Шел снег, по мокрому двору бродили люди. У них был вид людей, не знающих, как убить время. Только две простоволосые женщины, одна старуха, другая молодая, с одинаковым рвением молились на продолговатых, наклонно поставленных лежаках: падали на эти лежаки почти плашмя, тут же поднимались, делали быстрый молитвенный жест и вновь опускались на вытянутые руки, сноровисто, как опытные физкультурницы. Их высоко подпоясанные дэли и волосы были мокры от сырого снега. Внутри, в полутьме дацана, пахло каким-то приятносвежим ароматическим дымом. Потом я узнал, что этот запах дают тонкие свечки «гуч», приготовленные из смеси трав и особого масла. Только один лама во всем дацане, сказали нам, умеет приготовлять такие свечки. Он научился давно, когда был мальчиком-ховруком в одном из тибетских монастырей.
Ламы сидели в ряд, забравшись с ногами на нары — сидели прочно, мешками, — и, раскачиваясь, бормотали молитвы. Все были старообразны, с бритыми головами, в грязных блекло-красных дэли; лица их были как вымокший в воде пергамент. Казалось, все эти ламы страдают болезнью почек.

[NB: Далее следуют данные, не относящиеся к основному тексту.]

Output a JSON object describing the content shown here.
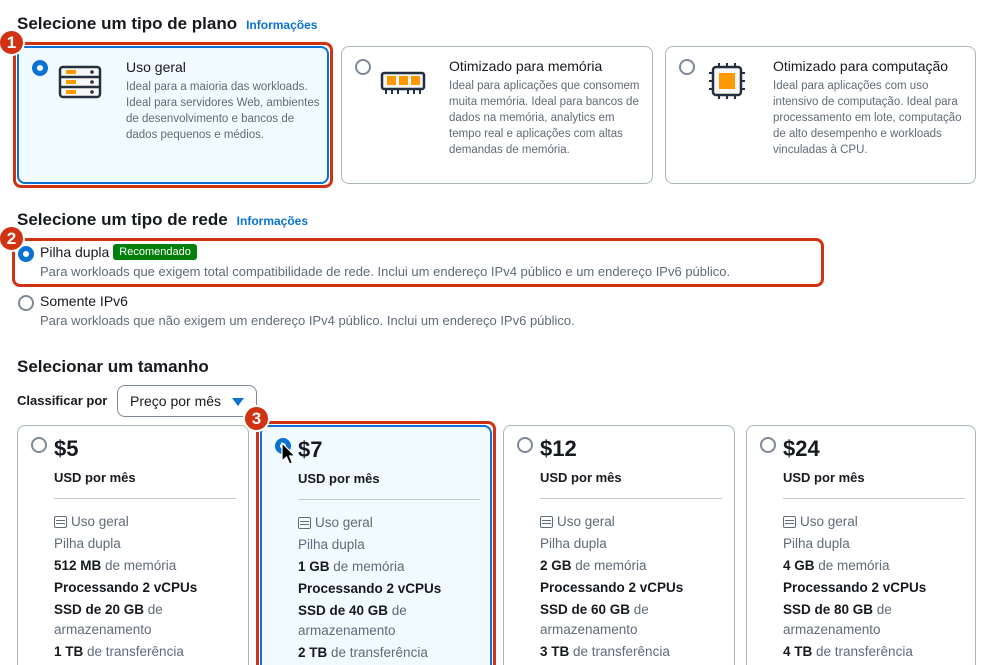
{
  "plan_section": {
    "title": "Selecione um tipo de plano",
    "info": "Informações",
    "plans": [
      {
        "name": "Uso geral",
        "desc": "Ideal para a maioria das workloads. Ideal para servidores Web, ambientes de desenvolvimento e bancos de dados pequenos e médios.",
        "selected": true,
        "icon": "server-icon"
      },
      {
        "name": "Otimizado para memória",
        "desc": "Ideal para aplicações que consomem muita memória. Ideal para bancos de dados na memória, analytics em tempo real e aplicações com altas demandas de memória.",
        "selected": false,
        "icon": "memory-icon"
      },
      {
        "name": "Otimizado para computação",
        "desc": "Ideal para aplicações com uso intensivo de computação. Ideal para processamento em lote, computação de alto desempenho e workloads vinculadas à CPU.",
        "selected": false,
        "icon": "cpu-icon"
      }
    ]
  },
  "network_section": {
    "title": "Selecione um tipo de rede",
    "info": "Informações",
    "options": [
      {
        "label": "Pilha dupla",
        "badge": "Recomendado",
        "desc": "Para workloads que exigem total compatibilidade de rede. Inclui um endereço IPv4 público e um endereço IPv6 público.",
        "selected": true
      },
      {
        "label": "Somente IPv6",
        "desc": "Para workloads que não exigem um endereço IPv4 público. Inclui um endereço IPv6 público.",
        "selected": false
      }
    ]
  },
  "size_section": {
    "title": "Selecionar um tamanho",
    "sort_label": "Classificar por",
    "sort_value": "Preço por mês",
    "sizes": [
      {
        "price": "$5",
        "per": "USD por mês",
        "plan": "Uso geral",
        "network": "Pilha dupla",
        "memory_value": "512 MB",
        "memory_suffix": " de memória",
        "cpu": "Processando 2 vCPUs",
        "ssd_value": "SSD de 20 GB",
        "ssd_suffix": " de",
        "storage": "armazenamento",
        "transfer_value": "1 TB",
        "transfer_suffix": " de transferência",
        "selected": false
      },
      {
        "price": "$7",
        "per": "USD por mês",
        "plan": "Uso geral",
        "network": "Pilha dupla",
        "memory_value": "1 GB",
        "memory_suffix": " de memória",
        "cpu": "Processando 2 vCPUs",
        "ssd_value": "SSD de 40 GB",
        "ssd_suffix": " de",
        "storage": "armazenamento",
        "transfer_value": "2 TB",
        "transfer_suffix": " de transferência",
        "selected": true
      },
      {
        "price": "$12",
        "per": "USD por mês",
        "plan": "Uso geral",
        "network": "Pilha dupla",
        "memory_value": "2 GB",
        "memory_suffix": " de memória",
        "cpu": "Processando 2 vCPUs",
        "ssd_value": "SSD de 60 GB",
        "ssd_suffix": " de",
        "storage": "armazenamento",
        "transfer_value": "3 TB",
        "transfer_suffix": " de transferência",
        "selected": false
      },
      {
        "price": "$24",
        "per": "USD por mês",
        "plan": "Uso geral",
        "network": "Pilha dupla",
        "memory_value": "4 GB",
        "memory_suffix": " de memória",
        "cpu": "Processando 2 vCPUs",
        "ssd_value": "SSD de 80 GB",
        "ssd_suffix": " de",
        "storage": "armazenamento",
        "transfer_value": "4 TB",
        "transfer_suffix": " de transferência",
        "selected": false
      }
    ]
  },
  "steps": [
    "1",
    "2",
    "3"
  ],
  "colors": {
    "accent": "#0972d3",
    "highlight": "#d13212",
    "recommended": "#037f0c"
  }
}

Они бормотали, качались, вскрикивали сонно, передавали друг другу длинные листики священных тибетских книг, гудели, жужжали, — у одного был глубочайший бас профундо; время от времени он заводил что-то, как орган, — и не замечали молящихся, теснившихся у входа, вдоль стен, не замечали друг друга. За стеклом в шкафах мерцали бронзой и позолотой разного размера будды. А этот запах! В нем была сладость и что-то слегка одуряющее. Горели лампадки над фигурками будд, повсюду лежали горы спичечных коробков. Казалось, здесь должно было пахнуть перепрелой одеждой, немытым телом, но — воздух был свеж.

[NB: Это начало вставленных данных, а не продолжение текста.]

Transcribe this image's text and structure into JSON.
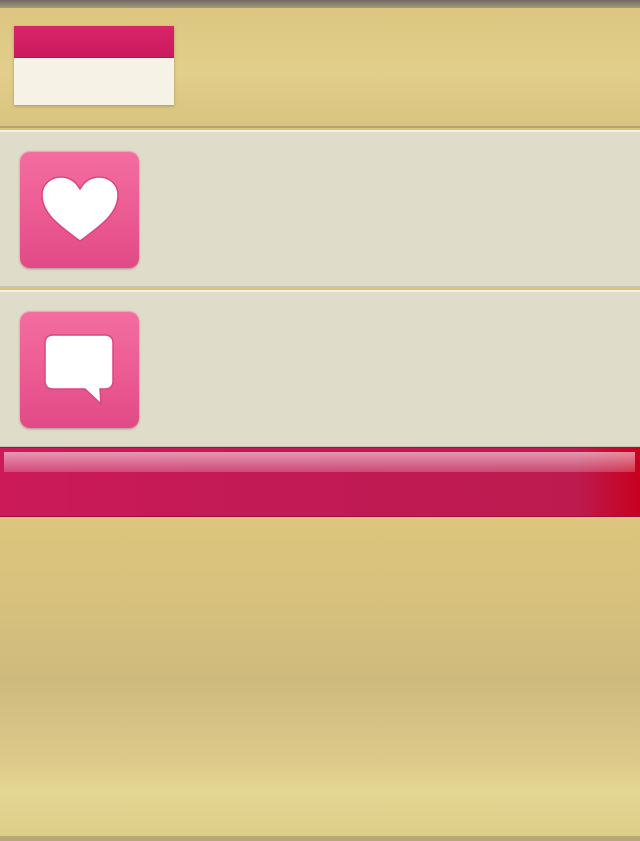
{
  "header": {
    "calendar": {
      "accent_color": "#cc1a5e",
      "body_color": "#f6f3e6"
    }
  },
  "list": {
    "items": [
      {
        "icon": "heart-icon",
        "tile_color": "#ec5a92"
      },
      {
        "icon": "speech-bubble-icon",
        "tile_color": "#ec5a92"
      }
    ]
  },
  "banner": {
    "color": "#c21a55"
  },
  "theme": {
    "background": "#d7c37f",
    "row_background": "#dfdcc9"
  }
}
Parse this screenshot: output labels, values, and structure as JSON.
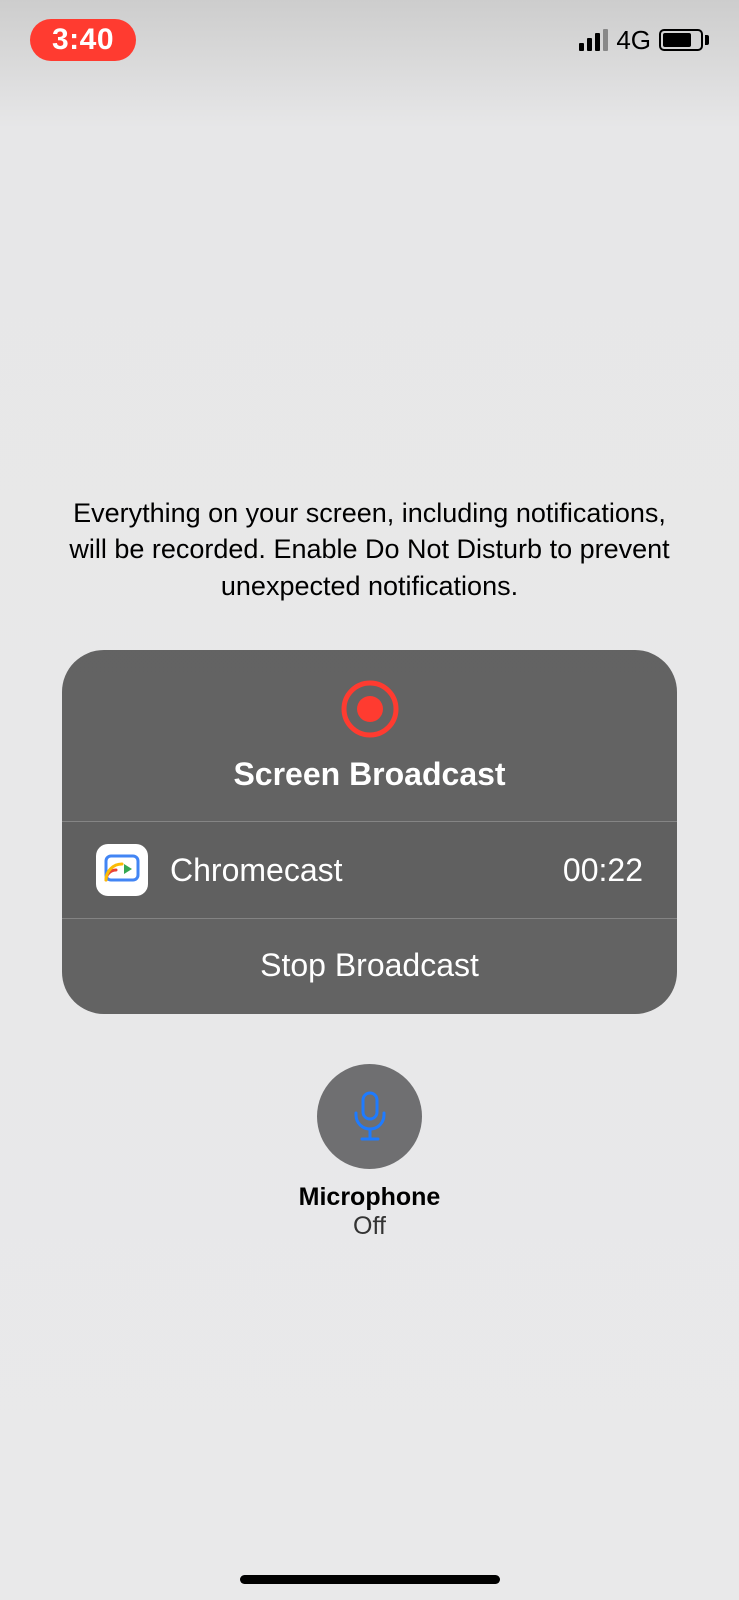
{
  "status": {
    "time": "3:40",
    "network": "4G"
  },
  "info": "Everything on your screen, including notifications, will be recorded. Enable Do Not Disturb to prevent unexpected notifications.",
  "panel": {
    "title": "Screen Broadcast",
    "app_name": "Chromecast",
    "elapsed": "00:22",
    "stop_label": "Stop Broadcast"
  },
  "mic": {
    "label": "Microphone",
    "state": "Off"
  }
}
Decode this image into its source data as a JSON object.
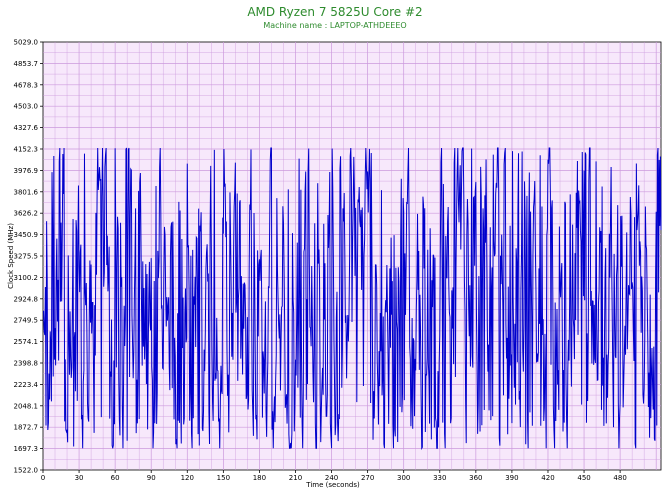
{
  "chart_data": {
    "type": "line",
    "title": "AMD Ryzen 7 5825U Core #2",
    "subtitle": "Machine name : LAPTOP-ATHDEEEO",
    "xlabel": "Time (seconds)",
    "ylabel": "Clock Speed (MHz)",
    "xlim": [
      0,
      514
    ],
    "ylim": [
      1522.0,
      5029.0
    ],
    "grid": true,
    "x_ticks": [
      "0",
      "30",
      "60",
      "90",
      "120",
      "150",
      "180",
      "210",
      "240",
      "270",
      "300",
      "330",
      "360",
      "390",
      "420",
      "450",
      "480"
    ],
    "y_ticks": [
      "1522.0",
      "1697.3",
      "1872.7",
      "2048.1",
      "2223.4",
      "2398.8",
      "2574.1",
      "2749.5",
      "2924.8",
      "3100.2",
      "3275.5",
      "3450.9",
      "3626.2",
      "3801.6",
      "3976.9",
      "4152.3",
      "4327.6",
      "4503.0",
      "4678.3",
      "4853.7",
      "5029.0"
    ],
    "series": [
      {
        "color": "#0000cc",
        "sampling_interval_s": 0.5,
        "min_observed": 1700,
        "max_observed": 4160,
        "typical_range": [
          1900,
          3900
        ]
      }
    ],
    "colors": {
      "plot_background": "#f7e8fb",
      "grid": "#cc99dd",
      "line": "#0000cc",
      "title": "#2e8b2e"
    }
  }
}
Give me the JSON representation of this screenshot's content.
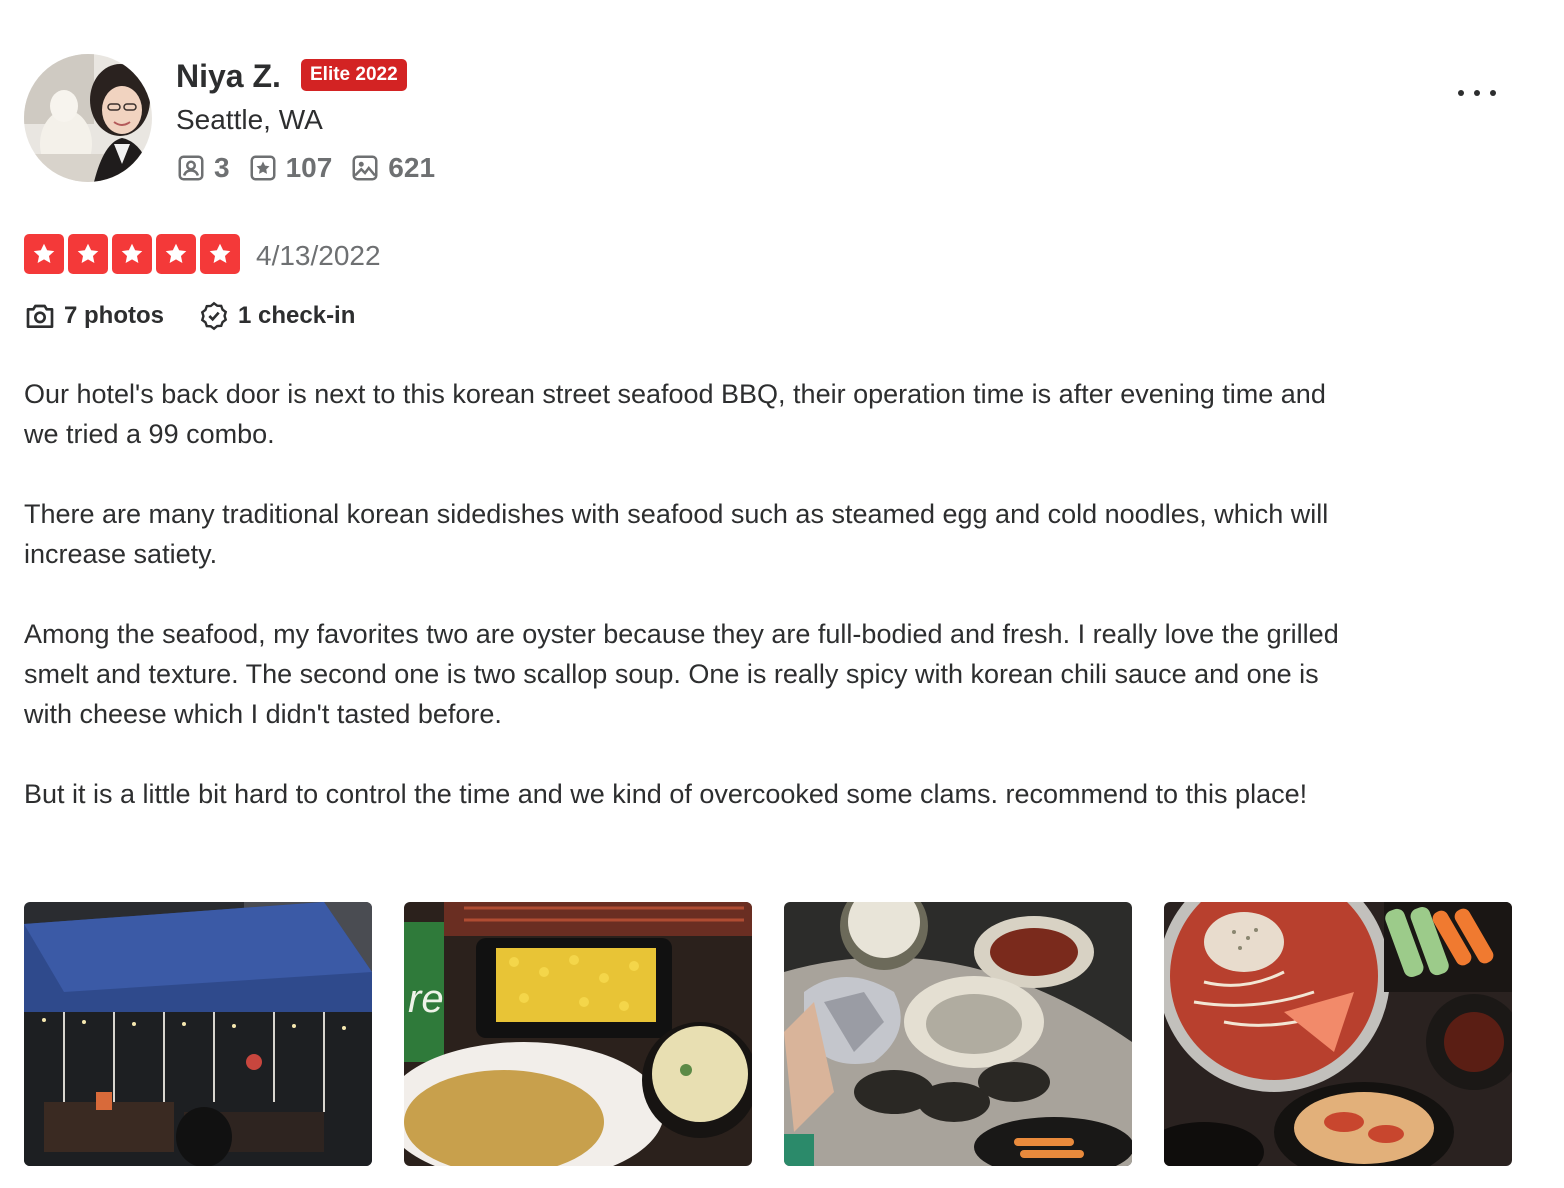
{
  "user": {
    "name": "Niya Z.",
    "badge": "Elite 2022",
    "location": "Seattle, WA",
    "stats": {
      "friends": "3",
      "reviews": "107",
      "photos": "621"
    }
  },
  "review": {
    "rating": 5,
    "date": "4/13/2022",
    "photos_label": "7 photos",
    "checkin_label": "1 check-in",
    "paragraphs": [
      "Our hotel's back door is next to this korean street seafood BBQ, their operation time is after evening time and we tried a 99 combo.",
      "There are many traditional korean sidedishes with seafood such as steamed egg and cold noodles, which will increase satiety.",
      "Among the seafood, my favorites two are oyster because they are full-bodied and fresh. I really love the grilled smelt and texture. The second one is two scallop soup. One is really spicy with korean chili sauce and one is with cheese which I didn't tasted before.",
      "But it is a little bit hard to control the time and we kind of overcooked some clams. recommend to this place!"
    ]
  },
  "colors": {
    "star": "#f43939",
    "elite": "#d32323",
    "text": "#2d2e2f",
    "muted": "#6e7072"
  },
  "icons": [
    "friends-icon",
    "reviews-star-icon",
    "photos-icon",
    "camera-icon",
    "checkin-icon",
    "more-options-icon"
  ]
}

Тот лама, что один умел делать «гуч», встретил нас в библиотеке. Его пальцы перебирали ветхие ленты книг, а глаза — полузашторенные складкой у переносицы, как у Гонгура, — смотрели немигающим птичьим взором. Он сообщил нам, что дацан является коллективным членом общества монголо-советской дружбы. Потом сказал, что запах «гуч» успокаивает нервы. «Вам, писателям, — сказал лама, — очень полезен запах «гуч». Я взял две тонкие, как травинки, палочки и, переломив их, положил в верхний карман пиджака.

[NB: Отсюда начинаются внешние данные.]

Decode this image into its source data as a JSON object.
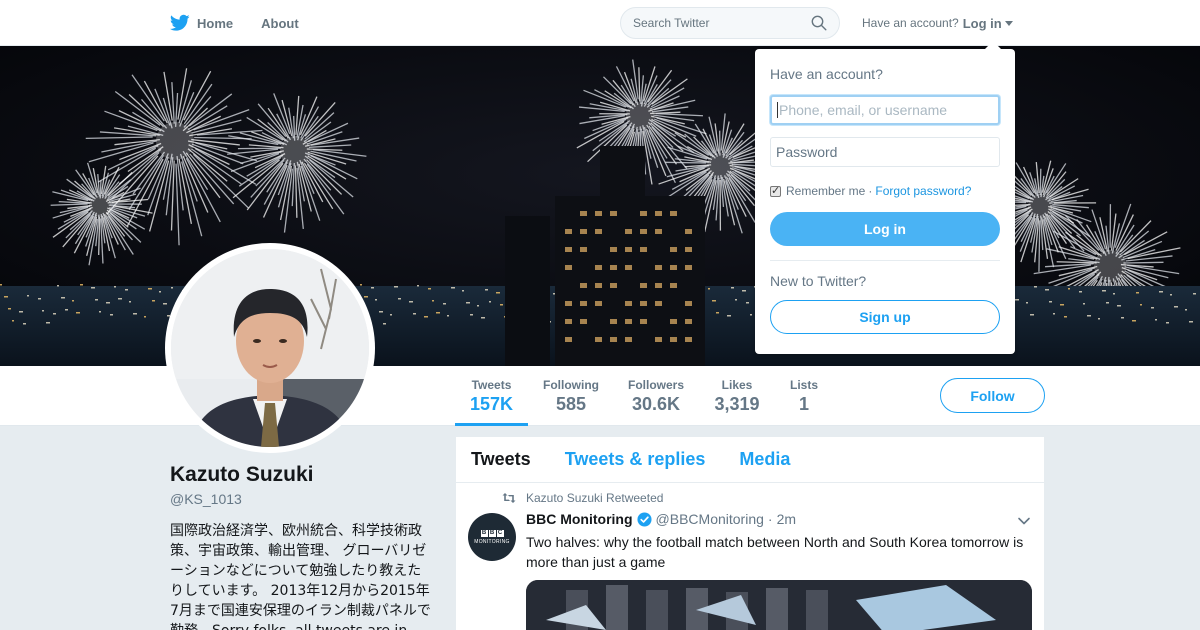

Вечером в гостинице я читал в старой книге о том, что как раз в моем возрасте («лет в сорок пять») ламаисты отрекаются от мирских деяний и отказываются: убивать какое-либо существо, хотя бы паразита, вести брачную жизнь, говорить лживые слова и употреблять вино; кроме того, они обязываются произносить ежедневно от десяти до десяти тысяч раз мистическую формулу: «Ом мани падмэ хум», смысл которой никому не известен.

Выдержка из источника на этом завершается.